During 2008 the domestic bond market was the best performing asset class, with a total return of 17.0 percent, Stanlib said on Friday.

"All of that gain was achieved in the second half of 2008, after a dismal first half performance," said Stanlib economist Kevin Lings.

The improvement in the past six months was helped by the sharply lower oil price, an improved inflation outlook and expectations of lower interest rates, he said.

This had generally been the case globally.

In contrast, the SA equity market declined by a massive 23.2 percent in 2008, Lings said.

"This makes 2008 the second worst annual (calendar) equity performance since 1960, and hence a very rare event," Lings said, adding that the worst yearly performance since 1960 occurred in 1970.

"During September/October it certainly looked like 2008 would actually be the worst year since 1960, but a slightly better performance in November and December helped to provide some stability towards the year-end."

However, Lings pointed out that if the investor had managed to avoid the negative returns that occurred in September and October, his annual equity performance would actually have been a small positive.

In the 49 years since 1960, the SA equity market had recorded a decline in 14 of the years (including 2008), which is 29 percent of the time, Lings said.

"Stated differently, the equity market declines on average one in every four years.

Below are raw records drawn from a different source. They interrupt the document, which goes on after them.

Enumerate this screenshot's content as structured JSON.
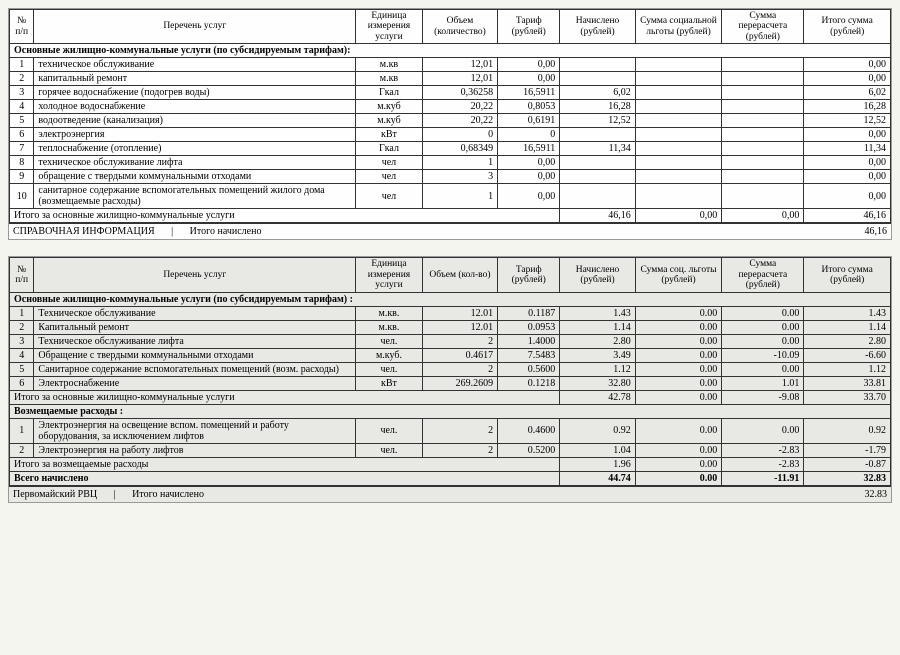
{
  "headers": {
    "np": "№ п/п",
    "name": "Перечень услуг",
    "unit": "Единица измерения услуги",
    "vol1": "Объем (количество)",
    "vol2": "Объем (кол-во)",
    "tariff": "Тариф (рублей)",
    "charged": "Начислено (рублей)",
    "benefit1": "Сумма социальной льготы (рублей)",
    "benefit2": "Сумма соц. льготы (рублей)",
    "recalc": "Сумма перерасчета (рублей)",
    "total": "Итого сумма (рублей)"
  },
  "sections": {
    "main": "Основные жилищно-коммунальные услуги (по субсидируемым тарифам):",
    "main2": "Основные жилищно-коммунальные услуги (по субсидируемым тарифам) :",
    "reimb": "Возмещаемые расходы :",
    "totalMain": "Итого за основные жилищно-коммунальные услуги",
    "totalReimb": "Итого за возмещаемые расходы",
    "totalAll": "Всего начислено",
    "ref": "СПРАВОЧНАЯ ИНФОРМАЦИЯ",
    "refTot": "Итого начислено",
    "org": "Первомайский РВЦ"
  },
  "t1": {
    "rows": [
      {
        "n": "1",
        "name": "техническое обслуживание",
        "unit": "м.кв",
        "vol": "12,01",
        "tar": "0,00",
        "ch": "",
        "ben": "",
        "rec": "",
        "tot": "0,00"
      },
      {
        "n": "2",
        "name": "капитальный ремонт",
        "unit": "м.кв",
        "vol": "12,01",
        "tar": "0,00",
        "ch": "",
        "ben": "",
        "rec": "",
        "tot": "0,00"
      },
      {
        "n": "3",
        "name": "горячее водоснабжение (подогрев воды)",
        "unit": "Гкал",
        "vol": "0,36258",
        "tar": "16,5911",
        "ch": "6,02",
        "ben": "",
        "rec": "",
        "tot": "6,02"
      },
      {
        "n": "4",
        "name": "холодное водоснабжение",
        "unit": "м.куб",
        "vol": "20,22",
        "tar": "0,8053",
        "ch": "16,28",
        "ben": "",
        "rec": "",
        "tot": "16,28"
      },
      {
        "n": "5",
        "name": "водоотведение (канализация)",
        "unit": "м.куб",
        "vol": "20,22",
        "tar": "0,6191",
        "ch": "12,52",
        "ben": "",
        "rec": "",
        "tot": "12,52"
      },
      {
        "n": "6",
        "name": "электроэнергия",
        "unit": "кВт",
        "vol": "0",
        "tar": "0",
        "ch": "",
        "ben": "",
        "rec": "",
        "tot": "0,00"
      },
      {
        "n": "7",
        "name": "теплоснабжение (отопление)",
        "unit": "Гкал",
        "vol": "0,68349",
        "tar": "16,5911",
        "ch": "11,34",
        "ben": "",
        "rec": "",
        "tot": "11,34"
      },
      {
        "n": "8",
        "name": "техническое обслуживание лифта",
        "unit": "чел",
        "vol": "1",
        "tar": "0,00",
        "ch": "",
        "ben": "",
        "rec": "",
        "tot": "0,00"
      },
      {
        "n": "9",
        "name": "обращение с твердыми коммунальными отходами",
        "unit": "чел",
        "vol": "3",
        "tar": "0,00",
        "ch": "",
        "ben": "",
        "rec": "",
        "tot": "0,00"
      },
      {
        "n": "10",
        "name": "санитарное содержание вспомогательных помещений жилого дома (возмещаемые расходы)",
        "unit": "чел",
        "vol": "1",
        "tar": "0,00",
        "ch": "",
        "ben": "",
        "rec": "",
        "tot": "0,00"
      }
    ],
    "totals": {
      "ch": "46,16",
      "ben": "0,00",
      "rec": "0,00",
      "tot": "46,16"
    },
    "refTotal": "46,16"
  },
  "t2": {
    "rows": [
      {
        "n": "1",
        "name": "Техническое обслуживание",
        "unit": "м.кв.",
        "vol": "12.01",
        "tar": "0.1187",
        "ch": "1.43",
        "ben": "0.00",
        "rec": "0.00",
        "tot": "1.43"
      },
      {
        "n": "2",
        "name": "Капитальный ремонт",
        "unit": "м.кв.",
        "vol": "12.01",
        "tar": "0.0953",
        "ch": "1.14",
        "ben": "0.00",
        "rec": "0.00",
        "tot": "1.14"
      },
      {
        "n": "3",
        "name": "Техническое обслуживание лифта",
        "unit": "чел.",
        "vol": "2",
        "tar": "1.4000",
        "ch": "2.80",
        "ben": "0.00",
        "rec": "0.00",
        "tot": "2.80"
      },
      {
        "n": "4",
        "name": "Обращение с твердыми коммунальными отходами",
        "unit": "м.куб.",
        "vol": "0.4617",
        "tar": "7.5483",
        "ch": "3.49",
        "ben": "0.00",
        "rec": "-10.09",
        "tot": "-6.60"
      },
      {
        "n": "5",
        "name": "Санитарное содержание вспомогательных помещений (возм. расходы)",
        "unit": "чел.",
        "vol": "2",
        "tar": "0.5600",
        "ch": "1.12",
        "ben": "0.00",
        "rec": "0.00",
        "tot": "1.12"
      },
      {
        "n": "6",
        "name": "Электроснабжение",
        "unit": "кВт",
        "vol": "269.2609",
        "tar": "0.1218",
        "ch": "32.80",
        "ben": "0.00",
        "rec": "1.01",
        "tot": "33.81"
      }
    ],
    "totalMain": {
      "ch": "42.78",
      "ben": "0.00",
      "rec": "-9.08",
      "tot": "33.70"
    },
    "reimb": [
      {
        "n": "1",
        "name": "Электроэнергия на освещение вспом. помещений и работу оборудования, за исключением лифтов",
        "unit": "чел.",
        "vol": "2",
        "tar": "0.4600",
        "ch": "0.92",
        "ben": "0.00",
        "rec": "0.00",
        "tot": "0.92"
      },
      {
        "n": "2",
        "name": "Электроэнергия на работу лифтов",
        "unit": "чел.",
        "vol": "2",
        "tar": "0.5200",
        "ch": "1.04",
        "ben": "0.00",
        "rec": "-2.83",
        "tot": "-1.79"
      }
    ],
    "totalReimb": {
      "ch": "1.96",
      "ben": "0.00",
      "rec": "-2.83",
      "tot": "-0.87"
    },
    "totalAll": {
      "ch": "44.74",
      "ben": "0.00",
      "rec": "-11.91",
      "tot": "32.83"
    },
    "refTotal": "32.83"
  }
}
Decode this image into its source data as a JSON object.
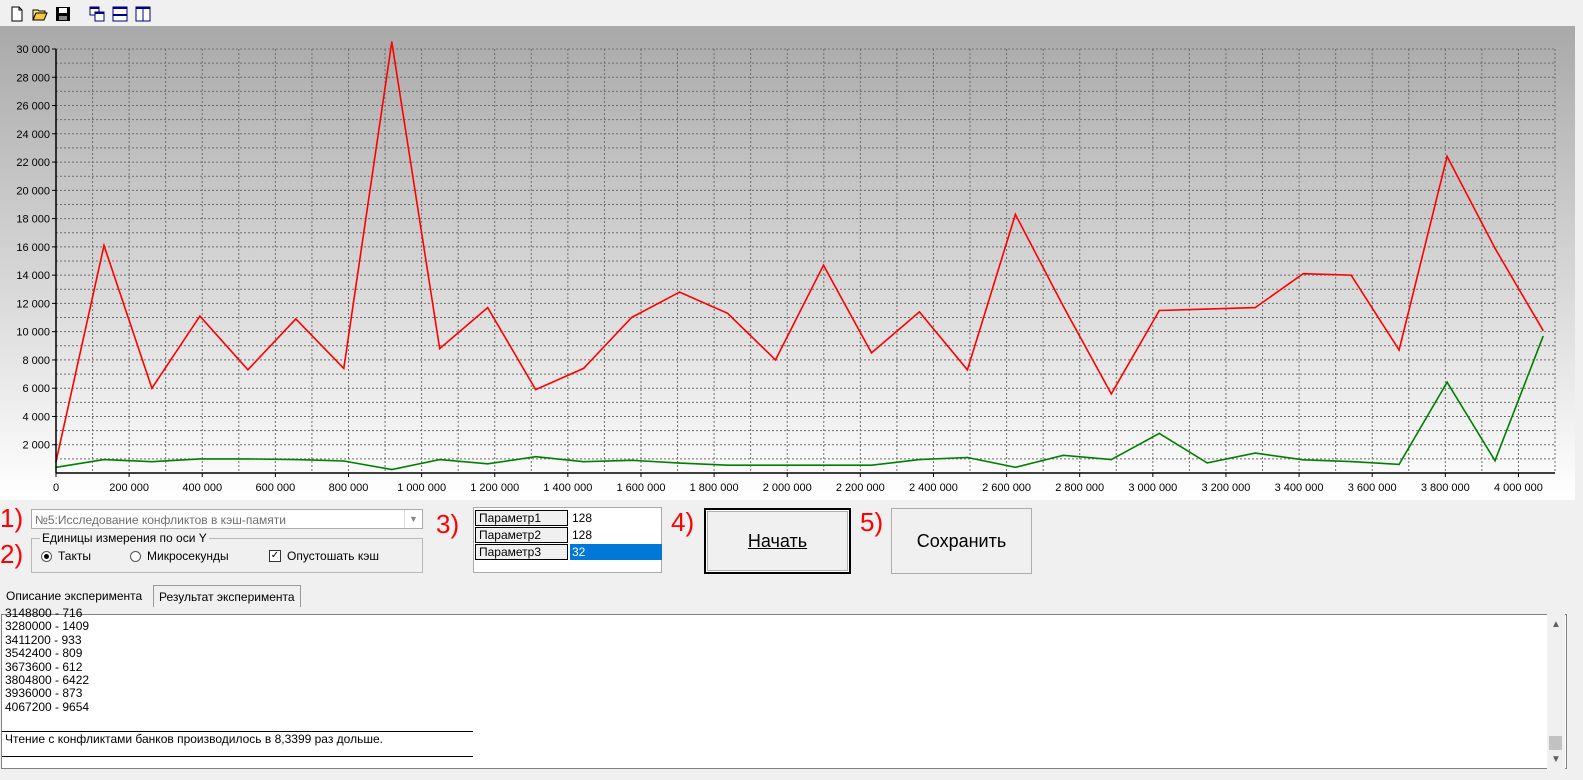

"Despite this reality, equities remain the best performing asset class over any extended period of time."

Lings said research showed that SA equities had never yielded a negative return over any four year rolling period, and had outperformed the bond and cash markets over any period longer than six years.

According to Lings, a large number of investors during the past year reduced their equity holding and moved their investments into cash.

"While this would have proved beneficial in 2008, it is key to recognise that the returns from cash have generally struggled to keep pace with inflation over extended periods of time, and that simply remaining over-invested in cash will ultimately prove unsatisfactory when compared with other asset class returns," he said.